Daffodils (Narcissus sp.) Laid to Waste
These poor Daffodils (Narcissus sp.) were laid out on the lawn. I can’t say the flowers will look as good as they did before the snow. However, they will right themselves and shine again in a few days.
Tailgatecicles
Mr. Science Guy how does water run and freeze at the same time?
Icy on the Outside Warm on the Inside
The first thing I did this morning was get wood to build a fire. The twine holding the tarp is surrounded by thick ice.

What’s the weather like where you live?

Spring Begins in Fall

This morning as I waited for the school bus I noticed my daffodils emerging.  It’s been a mild fall and they’re just poking through the soil.

Sedum Buttons
New growth on Sedum called buttons.

Plants set bud in the fall so they’re ready to go when the warm weather arrives.

German Iris
The old foliage on my Iris died back leaving miniature Iris plants. The new growth won’t look this good in the spring after repeated freeze thaw cycles.
Lenten Rose Flower Buds
Flower buds on my Lenten Rose (Helleboris sp.) are ready to go. Lenten Rose blooms in April often while snow is still on the ground.

Don’t think your plants are the only thing growing in the garden.  There’s a class of weeds called winter annuals that germinate in the fall.  Now is a great time to pull them.

Chickweed
Chickweed is one of the most ubiquitous winter annuals. Chickweed is remarkably easy to control if you get it while young.

If the weather stays mild take advantage and do some weeding.  It’ll make a huge difference in the spring.

 

 

Late Season Blooming Flowers

Last Monday, November 16th I was cutting back perennials in Trumbull, Connecticut in USDA Hardiness Zone 6b.  I noticed a couple of beautiful late season blooming flowers.

We’ve already had several hard frosts.  Most of the leaves have fallen off the trees and been cleaned up.

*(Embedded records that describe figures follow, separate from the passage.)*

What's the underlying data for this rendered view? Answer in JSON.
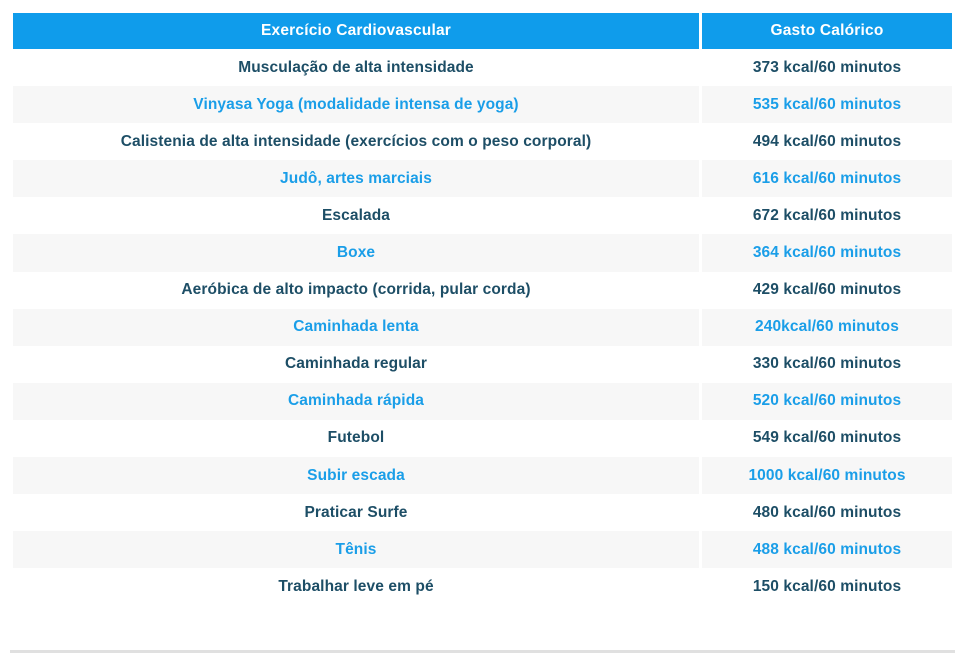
{
  "colors": {
    "header_bg": "#0f9ceb",
    "header_text": "#ffffff",
    "row_bg": "#ffffff",
    "row_alt_bg": "#f7f7f7",
    "row_text_dark": "#1d4e66",
    "row_text_blue": "#1a9ee8",
    "bottom_divider": "#e0e0e0"
  },
  "table": {
    "header": {
      "exercise": "Exercício Cardiovascular",
      "calories": "Gasto Calórico"
    },
    "rows": [
      {
        "exercise": "Musculação de alta intensidade",
        "calories": "373 kcal/60 minutos"
      },
      {
        "exercise": "Vinyasa Yoga (modalidade intensa de yoga)",
        "calories": "535 kcal/60 minutos"
      },
      {
        "exercise": "Calistenia de alta intensidade (exercícios com o peso corporal)",
        "calories": "494 kcal/60 minutos"
      },
      {
        "exercise": "Judô, artes marciais",
        "calories": "616 kcal/60 minutos"
      },
      {
        "exercise": "Escalada",
        "calories": "672 kcal/60 minutos"
      },
      {
        "exercise": "Boxe",
        "calories": "364 kcal/60 minutos"
      },
      {
        "exercise": "Aeróbica de alto impacto (corrida, pular corda)",
        "calories": "429 kcal/60 minutos"
      },
      {
        "exercise": "Caminhada lenta",
        "calories": "240kcal/60 minutos"
      },
      {
        "exercise": "Caminhada regular",
        "calories": "330 kcal/60 minutos"
      },
      {
        "exercise": "Caminhada rápida",
        "calories": "520 kcal/60 minutos"
      },
      {
        "exercise": "Futebol",
        "calories": "549 kcal/60 minutos"
      },
      {
        "exercise": "Subir escada",
        "calories": "1000 kcal/60 minutos"
      },
      {
        "exercise": "Praticar Surfe",
        "calories": "480 kcal/60 minutos"
      },
      {
        "exercise": "Tênis",
        "calories": "488 kcal/60 minutos"
      },
      {
        "exercise": "Trabalhar leve em pé",
        "calories": "150 kcal/60 minutos"
      }
    ]
  },
  "chart_data": {
    "type": "table",
    "title": "",
    "columns": [
      "Exercício Cardiovascular",
      "Gasto Calórico"
    ],
    "categories": [
      "Musculação de alta intensidade",
      "Vinyasa Yoga (modalidade intensa de yoga)",
      "Calistenia de alta intensidade (exercícios com o peso corporal)",
      "Judô, artes marciais",
      "Escalada",
      "Boxe",
      "Aeróbica de alto impacto (corrida, pular corda)",
      "Caminhada lenta",
      "Caminhada regular",
      "Caminhada rápida",
      "Futebol",
      "Subir escada",
      "Praticar Surfe",
      "Tênis",
      "Trabalhar leve em pé"
    ],
    "values": [
      373,
      535,
      494,
      616,
      672,
      364,
      429,
      240,
      330,
      520,
      549,
      1000,
      480,
      488,
      150
    ],
    "value_unit": "kcal/60 minutos"
  }
}
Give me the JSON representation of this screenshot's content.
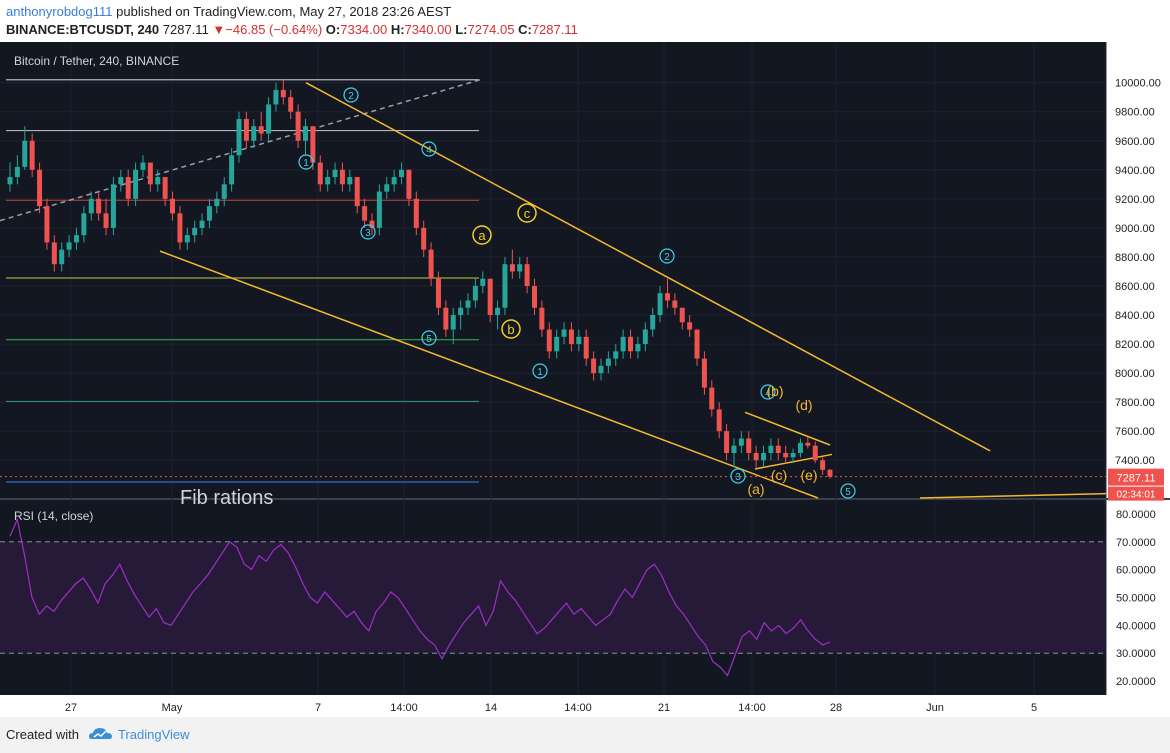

Late Season Blooming Flowers

I first noticed a grouping of Honorine Jobert Windflower (Anemone × hybrida ‘Honorine Jobert’) flowers glistening in a sunbeam.

Anemone × hybrida 'Honorine Jobert' Distance

A little farther away a Fairy Rose (Rosa ‘The Fairy) was strutting its stuff.

Fairy Rose Closeup

Here’s a picture from a distance.

Fairy Rose Grouping - late season blooming flowers

I admit late season blooming flowers don’t compare to mid-summer.  In the cold and gloomy days of late fall I’ll take whatever I can get.